这个接口是一个调度的核心接口,从注释可以看出,它主要用于在后台执行一次性的调度。它有一个isStop方法,用来判断这个调度器是否停止运行,还有一个stop方法用来停止调度器的运行。再看newTimeout这个方法,这个方法就是把一个任务扔给调度器执行,第一个参数类型TimerTask,即需要执行的任务,第二个参数类型long,即执行此任务的相对延迟时间,第三个是一个时间单位,也就是第二个参数对应的时间单位。接下来看它的入参TimerTask

TimerTask接口

/**
 * A task which is executed after the delay specified with
 * {@link Timer#newTimeout(TimerTask, long, TimeUnit)} (TimerTask, long, TimeUnit)}.
 */
public interface TimerTask {

    /**
     * Executed after the delay specified with
     * {@link Timer#newTimeout(TimerTask, long, TimeUnit)}.
     *
     * @param timeout a handle which is associated with this task
     */
    void run(Timeout timeout) throws Exception;
}

这个类就代表调度器要执行的任务,它只有一个方法run,参数类型是Timeout,我们注意到上面Timer接口的newTimeout这个方法返回的参数就是Timeout,和此处的入参相同,大胆猜测这里传入的Timeout参数应该就是newTimeout的返回值。(留待后文验证)

Timeout接口

/**
 * A handle associated with a {@link TimerTask} that is returned by a
 * {@link Timer}.
 */
public interface Timeout {

    /**
     * Returns the {@link Timer} that created this handle.
     */
    Timer timer();

    /**
     * Returns the {@link TimerTask} which is associated with this handle.
     */
    TimerTask task();

    /**
     * Returns {@code true} if and only if the {@link TimerTask} associated
     * with this handle has been expired.
     */
    boolean isExpired();

    /**
     * Returns {@code true} if and only if the {@link TimerTask} associated
     * with this handle has been cancelled.
     */
    boolean isCancelled();

    /**
     * Attempts to cancel the {@link TimerTask} associated with this handle.
     * If the task has been executed or cancelled already, it will return with
     * no side effect.
     *
     * @return True if the cancellation completed successfully, otherwise false
     */
    boolean cancel();
}

Timeout代表的是对一次任务的处理。timer方法返回的就是创建这个Timeout的Timer对象,task返回的是这个Timeout处理的任务,isExpired代表的是这个任务是否已经超过它预设的时间,isCancelled是返回是否已取消此任务,cancel则是取消此任务。

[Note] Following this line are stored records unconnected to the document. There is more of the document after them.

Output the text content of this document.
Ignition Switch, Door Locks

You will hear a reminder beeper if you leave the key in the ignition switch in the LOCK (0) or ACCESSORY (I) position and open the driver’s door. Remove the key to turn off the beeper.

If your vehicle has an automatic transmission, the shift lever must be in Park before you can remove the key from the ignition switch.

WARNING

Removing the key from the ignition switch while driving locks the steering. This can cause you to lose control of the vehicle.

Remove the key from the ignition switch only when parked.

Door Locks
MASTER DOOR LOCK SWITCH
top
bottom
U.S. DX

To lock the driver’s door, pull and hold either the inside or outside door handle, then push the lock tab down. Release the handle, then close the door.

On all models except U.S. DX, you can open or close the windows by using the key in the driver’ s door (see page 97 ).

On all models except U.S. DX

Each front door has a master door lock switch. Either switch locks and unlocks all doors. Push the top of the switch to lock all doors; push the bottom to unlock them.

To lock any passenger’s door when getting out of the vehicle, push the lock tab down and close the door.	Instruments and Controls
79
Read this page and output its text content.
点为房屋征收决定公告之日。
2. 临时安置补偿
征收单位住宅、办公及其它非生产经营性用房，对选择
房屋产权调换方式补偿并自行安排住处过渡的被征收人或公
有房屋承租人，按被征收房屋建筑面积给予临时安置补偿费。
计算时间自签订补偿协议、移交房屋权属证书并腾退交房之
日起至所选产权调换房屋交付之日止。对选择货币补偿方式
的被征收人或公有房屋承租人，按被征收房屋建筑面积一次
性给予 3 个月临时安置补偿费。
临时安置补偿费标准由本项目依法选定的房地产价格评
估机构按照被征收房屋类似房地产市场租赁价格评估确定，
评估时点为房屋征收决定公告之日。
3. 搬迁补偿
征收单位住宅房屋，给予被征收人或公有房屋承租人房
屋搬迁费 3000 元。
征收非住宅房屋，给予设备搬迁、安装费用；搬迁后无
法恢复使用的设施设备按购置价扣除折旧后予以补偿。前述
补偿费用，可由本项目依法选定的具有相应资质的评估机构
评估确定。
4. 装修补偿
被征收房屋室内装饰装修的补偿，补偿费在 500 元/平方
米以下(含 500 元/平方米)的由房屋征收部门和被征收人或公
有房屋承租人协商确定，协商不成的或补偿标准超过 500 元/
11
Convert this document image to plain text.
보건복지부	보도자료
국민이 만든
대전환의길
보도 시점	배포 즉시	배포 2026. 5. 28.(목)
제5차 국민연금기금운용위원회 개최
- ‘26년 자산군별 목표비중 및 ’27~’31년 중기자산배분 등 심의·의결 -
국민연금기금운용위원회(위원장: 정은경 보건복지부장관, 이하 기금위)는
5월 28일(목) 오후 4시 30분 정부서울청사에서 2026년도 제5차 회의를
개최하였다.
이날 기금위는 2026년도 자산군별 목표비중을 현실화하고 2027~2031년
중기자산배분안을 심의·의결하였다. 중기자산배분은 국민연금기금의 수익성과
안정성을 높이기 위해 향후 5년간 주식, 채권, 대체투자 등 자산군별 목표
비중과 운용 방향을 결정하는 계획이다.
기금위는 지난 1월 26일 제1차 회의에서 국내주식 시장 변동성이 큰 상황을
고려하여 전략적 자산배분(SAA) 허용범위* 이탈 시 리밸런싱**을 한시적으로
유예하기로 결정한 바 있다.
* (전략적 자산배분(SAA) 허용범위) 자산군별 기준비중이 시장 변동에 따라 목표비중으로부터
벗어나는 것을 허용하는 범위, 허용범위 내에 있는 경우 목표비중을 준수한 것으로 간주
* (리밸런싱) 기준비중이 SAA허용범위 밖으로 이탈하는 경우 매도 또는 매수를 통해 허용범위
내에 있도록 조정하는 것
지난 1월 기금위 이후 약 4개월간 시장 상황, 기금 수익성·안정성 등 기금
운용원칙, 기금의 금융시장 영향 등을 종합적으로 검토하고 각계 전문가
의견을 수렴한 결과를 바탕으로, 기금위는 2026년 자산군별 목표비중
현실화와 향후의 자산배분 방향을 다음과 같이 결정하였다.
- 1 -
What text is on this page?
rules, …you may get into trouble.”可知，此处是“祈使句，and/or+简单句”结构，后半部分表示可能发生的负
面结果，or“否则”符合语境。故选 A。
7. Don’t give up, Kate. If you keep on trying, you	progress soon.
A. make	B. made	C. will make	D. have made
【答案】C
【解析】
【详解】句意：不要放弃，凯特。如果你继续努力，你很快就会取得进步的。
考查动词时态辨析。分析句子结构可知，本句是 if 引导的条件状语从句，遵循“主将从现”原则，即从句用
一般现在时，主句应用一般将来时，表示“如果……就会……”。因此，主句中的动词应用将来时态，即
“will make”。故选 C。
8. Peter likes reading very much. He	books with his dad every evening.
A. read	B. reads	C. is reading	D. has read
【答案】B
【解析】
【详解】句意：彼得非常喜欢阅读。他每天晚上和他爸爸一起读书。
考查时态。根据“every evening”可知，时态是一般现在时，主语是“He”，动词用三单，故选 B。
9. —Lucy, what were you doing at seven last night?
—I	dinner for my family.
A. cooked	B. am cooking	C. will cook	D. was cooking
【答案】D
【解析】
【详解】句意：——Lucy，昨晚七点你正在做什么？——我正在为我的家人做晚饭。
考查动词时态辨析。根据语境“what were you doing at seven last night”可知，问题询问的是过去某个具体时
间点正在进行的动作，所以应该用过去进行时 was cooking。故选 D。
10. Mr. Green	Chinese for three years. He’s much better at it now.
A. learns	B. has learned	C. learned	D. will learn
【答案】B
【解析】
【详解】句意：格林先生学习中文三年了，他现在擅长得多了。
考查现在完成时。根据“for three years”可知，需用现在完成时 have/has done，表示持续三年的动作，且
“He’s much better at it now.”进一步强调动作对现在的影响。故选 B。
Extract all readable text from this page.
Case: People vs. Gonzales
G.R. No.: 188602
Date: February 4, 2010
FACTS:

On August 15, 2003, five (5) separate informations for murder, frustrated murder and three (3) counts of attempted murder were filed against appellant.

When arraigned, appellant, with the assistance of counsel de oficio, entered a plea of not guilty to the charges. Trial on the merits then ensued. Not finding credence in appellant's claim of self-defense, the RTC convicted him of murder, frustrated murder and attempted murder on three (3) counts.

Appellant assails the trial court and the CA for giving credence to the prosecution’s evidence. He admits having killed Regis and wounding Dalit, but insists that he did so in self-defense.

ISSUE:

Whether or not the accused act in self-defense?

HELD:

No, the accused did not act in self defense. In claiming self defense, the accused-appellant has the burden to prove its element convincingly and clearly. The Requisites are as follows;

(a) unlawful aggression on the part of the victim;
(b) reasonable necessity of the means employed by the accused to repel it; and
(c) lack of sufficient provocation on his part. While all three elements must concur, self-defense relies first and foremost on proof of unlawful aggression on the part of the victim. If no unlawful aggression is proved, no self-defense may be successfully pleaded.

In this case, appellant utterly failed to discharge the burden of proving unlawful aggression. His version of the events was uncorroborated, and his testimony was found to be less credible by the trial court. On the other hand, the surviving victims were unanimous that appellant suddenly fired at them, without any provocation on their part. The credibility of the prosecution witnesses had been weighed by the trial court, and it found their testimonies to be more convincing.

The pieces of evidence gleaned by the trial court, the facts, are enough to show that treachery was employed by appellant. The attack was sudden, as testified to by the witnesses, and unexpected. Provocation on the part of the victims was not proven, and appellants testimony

以上者几个接口就从逻辑上构成了一个任务调度器系统。我们从各个接口的入参和返回值可以看出,这几个接口设计的很巧妙,往往是某个类创建了另一个类的对象,然后它创建的对象又可以通过方法获取到创建它的对象。这种设计方式在spring框架中也是经常出现的。可以看出在设计一个复杂的系统时这是一种很有效的方式。可以学习一下。

下面就开始看本文的重点,时间轮调度器的实现HashedWheelTimer。首先是类头:

/**
 * A {@link Timer} optimized for approximated I/O timeout scheduling.
 *
 * <h3>Tick Duration</h3>
 * <p>
 * As described with 'approximated', this timer does not execute the scheduled
 * {@link TimerTask} on time.  {@link HashedWheelTimer}, on every tick, will
 * check if there are any {@link TimerTask}s behind the schedule and execute
 * them.
 * <p>
 * You can increase or decrease the accuracy of the execution timing by
 * specifying smaller or larger tick duration in the constructor.  In most
 * network applications, I/O timeout does not need to be accurate.  Therefore,
 * the default tick duration is 100 milliseconds and you will not need to try
 * different configurations in most cases.
 *
 * <h3>Ticks per Wheel (Wheel Size)</h3>
 * <p>
 * {@link HashedWheelTimer} maintains a data structure called 'wheel'.
 * To put simply, a wheel is a hash table of {@link TimerTask}s whose hash
 * function is 'dead line of the task'.  The default number of ticks per wheel
 * (i.e. the size of the wheel) is 512.  You could specify a larger value
 * if you are going to schedule a lot of timeouts.
 *
 * <h3>Do not create many instances.</h3>
 * <p>
 * {@link HashedWheelTimer} creates a new thread whenever it is instantiated and
 * started.  Therefore, you should make sure to create only one instance and
 * share it across your application.  One of the common mistakes, that makes
 * your application unresponsive, is to create a new instance for every connection.
 *
 * <h3>Implementation Details</h3>
 * <p>
 * {@link HashedWheelTimer} is based on
 * <a href="http://cseweb.ucsd.edu/users/varghese/">George Varghese</a> and
 * Tony Lauck's paper,
 * <a href="http://cseweb.ucsd.edu/users/varghese/PAPERS/twheel.ps.Z">'Hashed
 * and Hierarchical Timing Wheels: data structures to efficiently implement a
 * timer facility'</a>.  More comprehensive slides are located
 * <a href="http://www.cse.wustl.edu/~cdgill/courses/cs6874/TimingWheels.ppt">here</a>.
 */
public class HashedWheelTimer implements Timer {

从注释可以看出,该类并不提供准确的定时执行任务的功能,也就是不能指定几点几分几秒准时执行某个任务,而是在每个tick(也就是时间轮的一个“时间槽”)中,检测是否存在TimerTask已经落后于当前时间,如果是则执行它。(相信了解了时间轮算法的同学,应该是很容易理解这段话的意思的。)我们可以通过设定更小或更大的tick duration(时间槽的持续时间),来提高或降低执行时间的准确率。这句话也很好理解,比如我一个时间槽有1秒,和一个时间槽是5秒,那准确度相差5倍。注释继续说,在大多数网络应用程序中,IO超时不必须是准确的,也就是比如说我要求5秒就超时,那框架不是说必须要在5秒刚好超时的那个点告诉我超时,也可以稍微晚一点点也无所谓。因此,默认的tick duration是100毫秒,我们在大多数场景下并不需要修改它。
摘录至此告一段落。